Les interpellations ont débuté immédiatement après l’installation d’un comité de lutte contre la corruption présidé par le prince héritier Mohammed Bin Salman. Ce comité est doté de pouvoirs exceptionnels dont celui de lancer des mandats d’arrêt, de tracer les fonds, de geler et de dévoiler les comptes bancaires, de bloquer le transfert d’argent en dehors du pays, d’interdire le voyage à l’étranger et de « prendre toutes les décisions qui vont dans le sens de l’intérêt général et de la protection de l’argent public ».
Le milliardaire Bin Talal arrêté
Selon l’agence de presse saoudienne SPA, le comité peut également prendre toutes les mesures conservatoires comme celles de rapatrier les capitaux transférés à l’étranger et de saisir tous les biens détournés pour les reverser à l’État. « Le comité peut faire appel à des équipes d’investigation à tout moment en leur déléguant ses pouvoirs. À la fin de cette mission, le comité élabore un rapport détaillé à remettre au Roi », est-il précisé dans la décision royale. Visiblement, le comité se substitue à la justice réduite à un rôle d’exécution.
Plusieurs hauts responsables ont été démis de leurs fonctions comme Mouta’ab Bin Abdallah, ministre de la Garde nationale – remplacé par Khaled Ben Ayaaf- et le maréchal Abdallah Al Sultan, chef des forces navales. Fahd Al Ghafili a été nommé à ce poste alors que Mohammed Twijri succède à Adel Al Faqih au poste de ministre de l’Économie et du Plan.
Le milliardaire Walid Bin Talal, qui a commencé à adopter un ton critique ces derniers mois sur la conduite des affaires du Royaume et qui est l’un des principaux actionnaires de la chaîne américaine Fox News, d’Apple et de Citigroup, aurait été également mis aux arrêts dans la nuit de samedi dans des conditions encore imprécises. Il en est de même pour l’ancien ministre de l’Économie, Ibrahim Al Assaf.
La « baraka » des dignitaires religieux
Les dignitaires religieux ont donné leur « baraka » à la purge royale en estimant que « la lutte contre la corruption est aussi importante que le combat contre le terrorisme ».
Des avions privés auraient été empêchés de décoller des aéroports de Riyad et de Djeddah dans la nuit de samedi, selon plusieurs sites d’informations arabes.
Le roi Salman Bin Abdelaziz Al Saoud a donc donné carte blanche à l’ambitieux Mohammed Bin Salman, 31 ans, pour lancer la grande lessive dans le Royaume alors que le pays enregistre un effondrement des recettes pétrolières en raison de la chute des prix du baril du pétrole et un début de contestation sociale et politique.
Mohamed Bin Salman, qui a écarté son cousin Mohammed Bin Nayef du poste de premier responsable de la sécurité, semble préparer à cadence rapide le terrain à sa prise du pouvoir, soutenu par son père, 81 ans, et par Washington.
L’opération « mains propres » pourrait cacher une entreprise de règlement de compte politique contre tous les « opposants » du prince héritier.
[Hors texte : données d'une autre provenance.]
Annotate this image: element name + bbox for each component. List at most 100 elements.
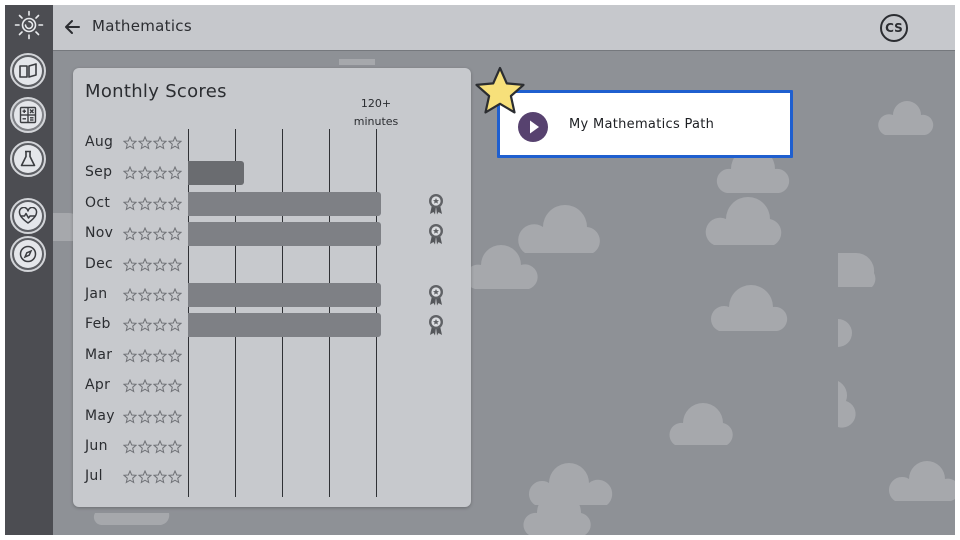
- sun-swirl-logo[interactable]: [14, 10, 44, 40]
- monthly-scores-card: Monthly Scores 120+ minutes Aug Sep Oct Nov…: [73, 68, 471, 507]
- page-title: Mathematics: [92, 17, 192, 35]
- rating-star-icon: [138, 288, 152, 302]
- mathematics-path-card[interactable]: My Mathematics Path: [497, 90, 793, 158]
- user-avatar[interactable]: CS: [880, 14, 908, 42]
- month-label: Jul: [85, 468, 103, 485]
- month-row: Apr: [85, 374, 465, 398]
- rating-star-icon: [153, 318, 167, 332]
- month-label: Nov: [85, 225, 114, 242]
- minutes-bar: [188, 161, 244, 186]
- rating-star-icon: [168, 318, 182, 332]
- star-rating: [123, 470, 182, 484]
- cloud-shape: [878, 101, 934, 135]
- rating-star-icon: [123, 440, 137, 454]
- calculator-icon: [19, 106, 37, 124]
- rating-star-icon: [153, 348, 167, 363]
- star-rating: [123, 227, 182, 241]
- rating-star-icon: [123, 288, 137, 302]
- award-ribbon-icon: [429, 285, 443, 306]
- minutes-legend: 120+ minutes: [343, 95, 409, 131]
- rating-star-icon: [153, 227, 167, 241]
- rating-star-icon: [153, 379, 167, 393]
- sidebar: [5, 5, 53, 535]
- cloud-shape: [838, 319, 852, 347]
- month-row: Aug: [85, 131, 465, 155]
- month-row: Oct: [85, 191, 465, 216]
- month-row: Dec: [85, 253, 465, 277]
- rating-star-icon: [153, 409, 167, 424]
- rating-star-icon: [123, 348, 137, 363]
- compass-icon: [19, 245, 37, 263]
- rating-star-icon: [138, 166, 152, 180]
- month-row: Jul: [85, 465, 465, 489]
- heart-pulse-icon: [18, 207, 38, 224]
- cloud-shape: [518, 205, 600, 253]
- rating-star-icon: [138, 379, 152, 393]
- award-ribbon-icon: [429, 193, 443, 215]
- rating-star-icon: [168, 196, 182, 211]
- flask-icon: [20, 150, 36, 167]
- arrow-left-icon[interactable]: [63, 17, 83, 37]
- rating-star-icon: [153, 470, 167, 484]
- month-label: Jan: [85, 286, 108, 302]
- rating-star-icon: [168, 409, 182, 424]
- month-row: Nov: [85, 222, 465, 247]
- month-row: May: [85, 405, 465, 429]
- month-label: Feb: [85, 316, 111, 333]
- nav-science-button[interactable]: [10, 141, 46, 177]
- rating-star-icon: [138, 440, 152, 454]
- rating-star-icon: [153, 288, 167, 302]
- open-book-icon: [19, 63, 37, 78]
- rating-star-icon: [168, 470, 182, 484]
- cloud-shape: [711, 285, 788, 331]
- rating-star-icon: [153, 440, 167, 454]
- month-row: Mar: [85, 344, 465, 368]
- nav-explore-button[interactable]: [10, 236, 46, 272]
- rating-star-icon: [138, 136, 152, 150]
- top-bar: Mathematics CS: [53, 5, 955, 51]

À la fin de l’été, Mohammed Bin Salman a ordonné l’arrestation de prédicateurs religieux et d’ intellectuels connus par leurs positions hostiles au futur Roi d’Arabie saoudite. Ils ont notamment dénoncé la volonté du prince héritier de privatiser plusieurs firmes publiques et de réduire l’aide de l’État aux plus démunis.
Le blocus contre le Qatar, accusé de « soutenir le terrorisme », a également été critiqué par les religieux et les intellectuels mis en prison, parfois dans des endroits tenus secrets. Cette opération a été couverte de silence médiatique.